Nous devons imaginer de nouveaux outils pour optimiser le foncier disponible et pour recenser, requalifier, dépolluer et valoriser les friches en zones tendues. Sur ces sujets, nous attendons une action ferme et résolue de la part du Gouvernement.
L'article 5 tend à autoriser les collectivités territoriales à recourir à une expertise privée pour l'évaluation de certains projets immobiliers. Aujourd'hui, les projets immobiliers des collectivités territoriales sont conditionnés, avant toute entente amiable, à une demande d'avis préalable de la direction de l'immobilier de l'État.
Si nous notons les réticences du Gouvernement à mettre un terme définitif au monopole des Domaines, nous appelons toutefois son attention sur le besoin d'accompagner et de sécuriser les collectivités territoriales dans leurs projets d'opérations immobilières. À ce jour, les méthodes d'évaluation des services de l'État sont régulièrement remises en cause par les élus locaux, qui souhaitent pouvoir disposer d'un tel droit d'option. Au-delà de ce dispositif, sur lequel nous serons amenés à nous prononcer, nous attendons donc des actions fortes de la part du Gouvernement pour améliorer le fonctionnement de la direction de l'immobilier de l'État, afin que les élus locaux puissent véritablement bénéficier de son expertise.
La commission des affaires économiques a supprimé l'article 6 au profit d'un article 6 bis qui vise à renforcer la déclaration d'utilité publique réserve foncière. Ce dispositif demeure à ce jour compliqué, donc peu utilisé, et uniquement dédié aux acquisitions urgentes.

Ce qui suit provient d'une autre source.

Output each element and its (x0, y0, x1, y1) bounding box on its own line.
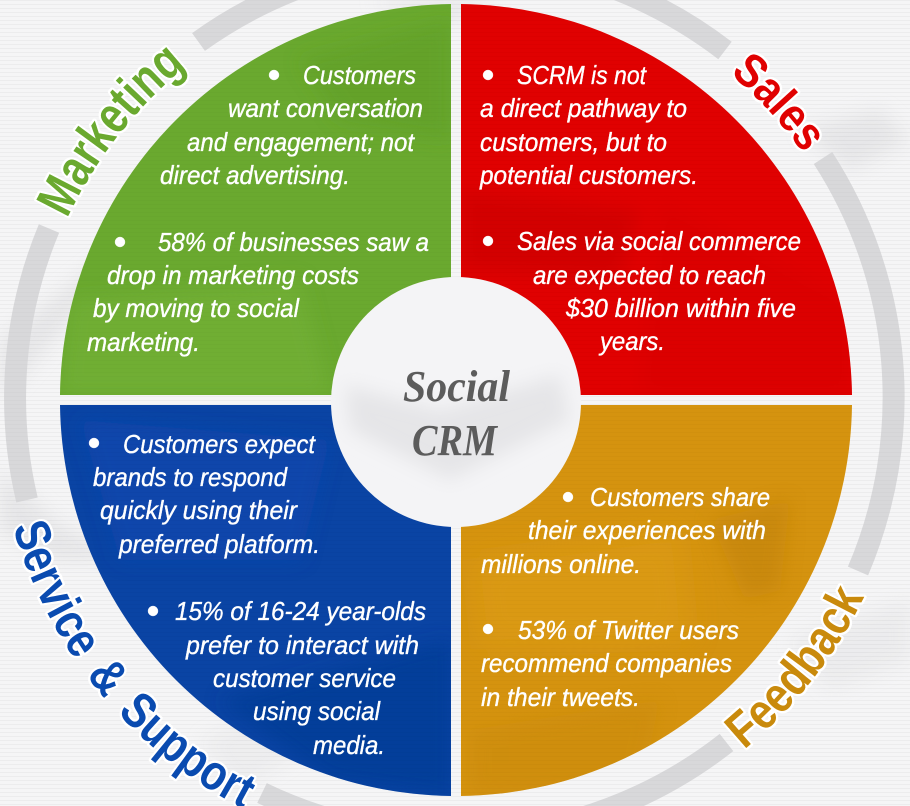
text block: feedback: their experiences with (528, 515, 766, 545)
text block: feedback: millions online. (481, 549, 641, 579)
text block: marketing: Customers (303, 60, 416, 90)
text block: feedback: recommend companies (481, 648, 732, 678)
text block: service and support: quickly using their (100, 495, 298, 525)
centre title: Social (403, 362, 511, 411)
panel: service and support quadrant (60, 405, 451, 796)
text block: marketing: want conversation (228, 93, 423, 123)
text block: sales: a direct pathway to (480, 93, 687, 123)
text block: service and support: preferred platform. (118, 529, 320, 559)
text block: service and support: Customers expect (123, 429, 317, 459)
text block: sales (479, 60, 801, 356)
text block: sales: SCRM is not (517, 60, 648, 90)
text block: service and support: using social (253, 696, 381, 726)
text block: marketing: marketing. (87, 327, 200, 357)
text block: sales: potential customers. (479, 160, 698, 190)
text block: feedback: Customers share (590, 482, 770, 512)
text block: service and support: prefer to interact with (185, 630, 419, 660)
text block: sales: are expected to reach (533, 260, 766, 290)
panel: marketing quadrant (60, 4, 451, 395)
label: Sales: Sales (732, 52, 822, 152)
centre circle (331, 277, 581, 527)
centre title: CRM (412, 416, 499, 465)
text block: service and support: brands to respond (93, 462, 288, 492)
text block: feedback (481, 482, 770, 712)
text block: marketing: direct advertising. (160, 160, 350, 190)
text block: marketing: by moving to social (93, 293, 300, 323)
text block: marketing: 58% of businesses saw a (158, 227, 429, 257)
text block: sales: years. (598, 326, 665, 356)
text block: service and support: 15% of 16-24 year-olds (175, 596, 426, 626)
text block: feedback: in their tweets. (481, 682, 640, 712)
label: Marketing: Marketing (34, 45, 190, 218)
text block: sales: customers, but to (480, 127, 667, 157)
text block: marketing: and engagement; not (187, 127, 416, 157)
text block: marketing (87, 60, 429, 357)
text block: service and support: media. (313, 730, 385, 760)
centre title (403, 362, 511, 465)
text block: service and support: customer service (213, 663, 396, 693)
text block: marketing: drop in marketing costs (107, 260, 359, 290)
text block: sales: Sales via social commerce (517, 226, 801, 256)
text block: sales: $30 billion within five (565, 293, 796, 323)
panel: feedback quadrant (461, 405, 852, 796)
text block: service and support (89, 429, 426, 760)
text block: feedback: 53% of Twitter users (518, 615, 739, 645)
panel: sales quadrant (461, 4, 852, 395)
label: Feedback: Feedback (722, 583, 867, 750)
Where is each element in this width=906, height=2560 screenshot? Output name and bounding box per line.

L'article 6 bis permettra aux élus locaux de constituer plus aisément des réserves foncières, sous réserve que le Gouvernement adapte le corpus réglementaire en conséquence.

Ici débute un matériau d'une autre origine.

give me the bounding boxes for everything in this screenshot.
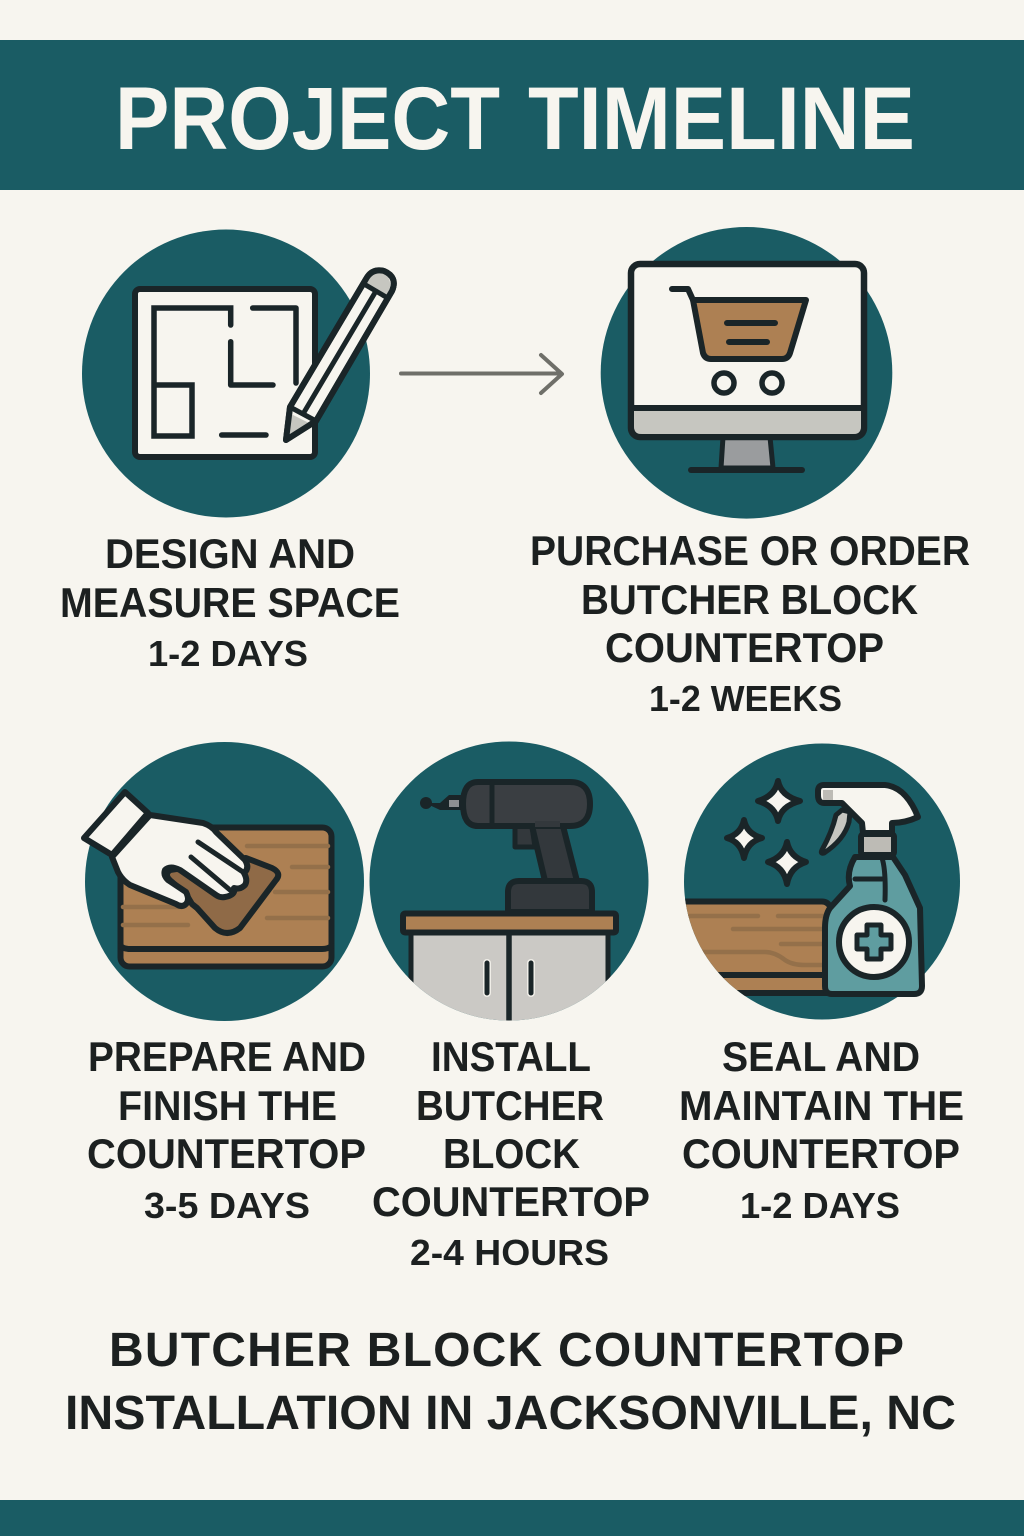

L'article 7, enfin, vise à renforcer les mesures de transparence en matière de construction de logements dans le cadre des PLH. Trop souvent, le nombre de logements construits sur le territoire de la collectivité est bien inférieur aux objectifs fixés par le PLH.

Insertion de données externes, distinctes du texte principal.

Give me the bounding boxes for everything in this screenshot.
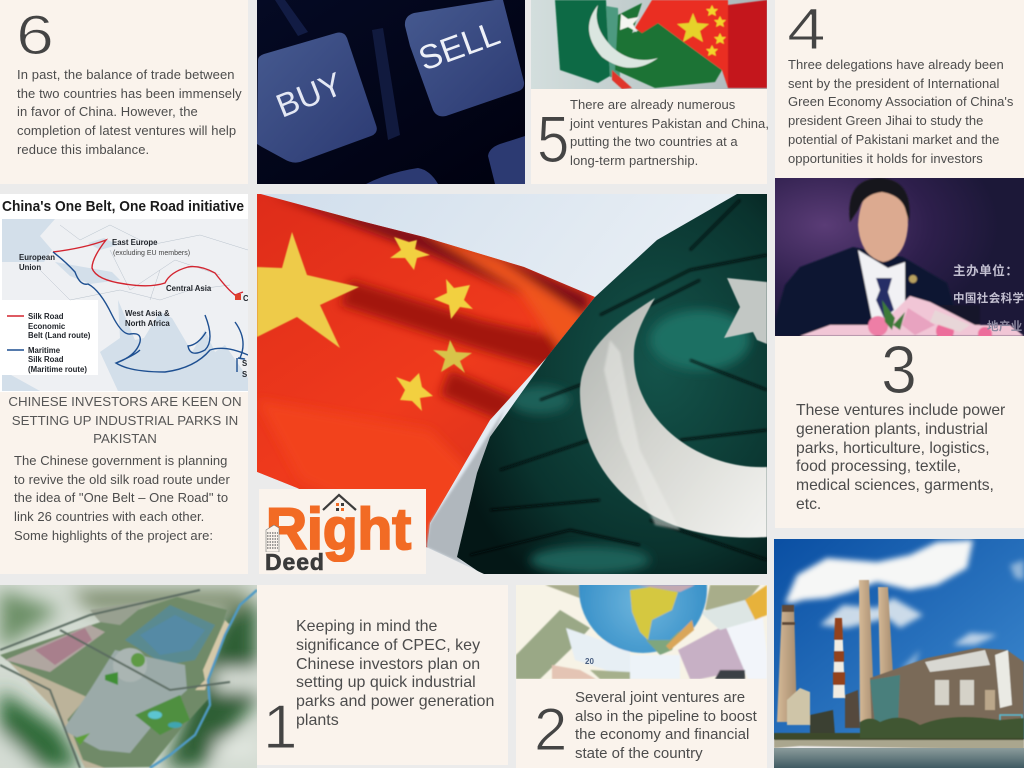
text: silk route plan — [14, 453, 230, 543]
text: point 5 — [570, 97, 769, 168]
text: point 1: setting up quick industrial — [296, 674, 476, 691]
text: point 2: the economy and financial — [575, 726, 749, 743]
text: point 4: Three delegations have already been — [788, 57, 1004, 72]
flag stars — [257, 232, 473, 411]
text: point 3: parks, horticulture, logistics, — [796, 440, 990, 456]
text: silk route plan: The Chinese government is planning — [14, 453, 227, 468]
text: point 4 — [788, 57, 1013, 166]
text: point 1 — [296, 618, 494, 729]
text: point 1: plants — [296, 712, 339, 729]
Pakistan flag — [457, 194, 767, 574]
river — [150, 590, 257, 768]
map labels: Economic — [28, 322, 66, 331]
backdrop Chinese text — [953, 263, 1024, 333]
text: point 1: Keeping in mind the — [296, 618, 437, 635]
map labels: European — [19, 253, 55, 262]
roads — [0, 590, 230, 768]
panel: point 1 — [257, 585, 508, 765]
number 5: 5 — [537, 102, 569, 176]
map card: (excluding EU members) — [113, 250, 190, 257]
panel heading: SETTING UP INDUSTRIAL PARKS IN — [12, 413, 238, 428]
text: point 4: president Green Jihai to study the — [788, 113, 983, 128]
text: point 4: sent by the president of International — [788, 76, 999, 91]
backdrop Chinese text: 地产业 — [987, 319, 1023, 333]
backdrop Chinese text: 中国社会科学 — [953, 291, 1024, 305]
text: point 3: etc. — [796, 496, 821, 513]
text: silk route plan: Some highlights of the project are: — [14, 528, 213, 543]
panel: point 4 — [775, 0, 1024, 178]
text: point 5: joint ventures Pakistan and China, — [570, 116, 769, 131]
map labels: Central Asia — [166, 284, 212, 293]
key: sell — [405, 0, 524, 116]
panel: point 2 — [516, 679, 767, 768]
image: speaker at podium — [775, 178, 1024, 336]
crescent star — [724, 278, 767, 344]
text: silk route plan: the idea of "One Belt – One Road" to — [14, 490, 228, 505]
text: point 1: Chinese investors plan on — [296, 656, 480, 673]
hub — [63, 650, 187, 753]
text: point 3: generation plants, industrial — [796, 421, 988, 438]
map labels: (Maritime route) — [28, 365, 87, 374]
China flag — [257, 193, 595, 560]
text: silk route plan: link 26 countries with each other. — [14, 509, 204, 524]
industrial plant — [870, 648, 1024, 735]
map labels: East Europe — [112, 238, 158, 247]
panel: point 5 — [531, 89, 767, 184]
icon: house roof — [322, 494, 357, 511]
panel: one belt one road map — [0, 194, 248, 574]
text: point 6: completion of latest ventures will help — [17, 123, 236, 138]
image: handshake with flags — [531, 0, 767, 89]
icon: building — [266, 525, 280, 552]
number 1: 1 — [263, 693, 297, 762]
text: point 3: food processing, textile, — [796, 458, 961, 475]
image: globe on banknotes: 20 — [585, 657, 594, 666]
key: sell: SELL — [414, 14, 505, 79]
text: point 4: opportunities it holds for investors — [788, 151, 983, 166]
residential blocks — [5, 625, 105, 672]
text: point 5: long-term partnership. — [570, 153, 698, 168]
panel heading — [8, 394, 242, 446]
crescent — [580, 298, 767, 538]
key: buy — [257, 33, 377, 163]
map labels: Silk Road — [28, 312, 64, 321]
text: point 6: In past, the balance of trade between — [17, 67, 235, 82]
text: point 6: the two countries has been immensely — [17, 86, 242, 101]
text: point 1: parks and power generation — [296, 693, 494, 710]
backdrop Chinese text: 主办单位： — [953, 263, 1019, 278]
image: globe on banknotes — [516, 585, 767, 679]
map labels: S — [242, 359, 247, 368]
map card — [0, 194, 248, 392]
logo word Right: Right — [266, 497, 411, 562]
tan land and roads — [0, 597, 227, 768]
image: power plant with smoke stacks — [774, 539, 1024, 768]
map labels: West Asia & — [125, 309, 170, 318]
logo: Right Deed — [259, 489, 426, 574]
text: point 6 — [17, 67, 242, 157]
panel: point 3 — [775, 336, 1024, 528]
image: aerial view of industrial park — [0, 585, 257, 768]
stacks — [777, 605, 797, 722]
text: point 3: These ventures include power — [796, 402, 1005, 419]
key: buy: BUY — [271, 65, 348, 124]
map labels: S — [242, 370, 247, 379]
maritime silk road — [53, 252, 248, 372]
silk road land route — [53, 240, 243, 295]
image: buy and sell keyboard keys — [257, 0, 525, 184]
text: point 4: potential of Pakistani market and the — [788, 132, 999, 147]
panel heading: PAKISTAN — [93, 431, 157, 446]
text: point 4: Green Economy Association of China's — [788, 94, 1013, 109]
text: point 2: state of the country — [575, 745, 703, 762]
text: point 2: Several joint ventures are — [575, 689, 745, 706]
text: point 5: putting the two countries at a — [570, 134, 738, 149]
text: point 6: reduce this imbalance. — [17, 142, 149, 157]
panel heading: CHINESE INVESTORS ARE KEEN ON — [8, 394, 242, 409]
map labels: Silk Road — [28, 355, 64, 364]
map labels — [19, 238, 249, 379]
text: point 2: also in the pipeline to boost — [575, 708, 757, 725]
map labels: Belt (Land route) — [28, 331, 91, 340]
text: point 5: There are already numerous — [570, 97, 735, 112]
number 6: 6 — [16, 3, 54, 66]
text: point 1: significance of CPEC, key — [296, 637, 480, 654]
text: point 3: medical sciences, garments, — [796, 477, 994, 494]
map labels: Maritime — [28, 346, 61, 355]
map base — [2, 219, 248, 391]
flowers — [800, 296, 1024, 341]
number 2: 2 — [534, 696, 567, 763]
text: silk route plan: to revive the old silk road route under — [14, 472, 230, 487]
text: point 2 — [575, 689, 757, 762]
map labels: Union — [19, 263, 41, 272]
map labels: North Africa — [125, 319, 170, 328]
text: point 3 — [796, 402, 1005, 513]
smoke — [785, 540, 1024, 670]
panel: point 6 — [0, 0, 248, 184]
image: China and Pakistan flags — [257, 194, 767, 574]
trees — [774, 733, 1024, 740]
shore — [774, 740, 1024, 750]
flag white hoist band — [426, 410, 504, 574]
text: point 6: in favor of China. However, the — [17, 104, 198, 119]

Dans un souci de transparence, tant pour les élus locaux eux-mêmes que pour nos concitoyens, l'article tend à instituer un compte rendu annuel en conseil municipal et en conseil communautaire présentant les écarts entre les objectifs du PLH et le nombre de logements effectivement livrés au cours de l'exercice écoulé. Cette délibération annuelle permettra de mettre en avant l'évolution de la situation sociale et démographique ainsi que les analyses des observatoires de l'habitat et du foncier. De cette manière, les élus pourront plus facilement piloter la mise en oeuvre de leurs projets de construction et d'aménagement.
Vous l'aurez compris, mes chers collègues, la présente proposition de loi a été pensée pour doter les élus locaux des outils indispensables, en faveur du pouvoir d'achat de nos concitoyens. Notre ambition est que les Français puissent s'émanciper et retrouver de la liberté dans leur parcours résidentiel. Pour que cette ambition ne demeure pas une utopie, je vous invite à adopter la proposition de loi.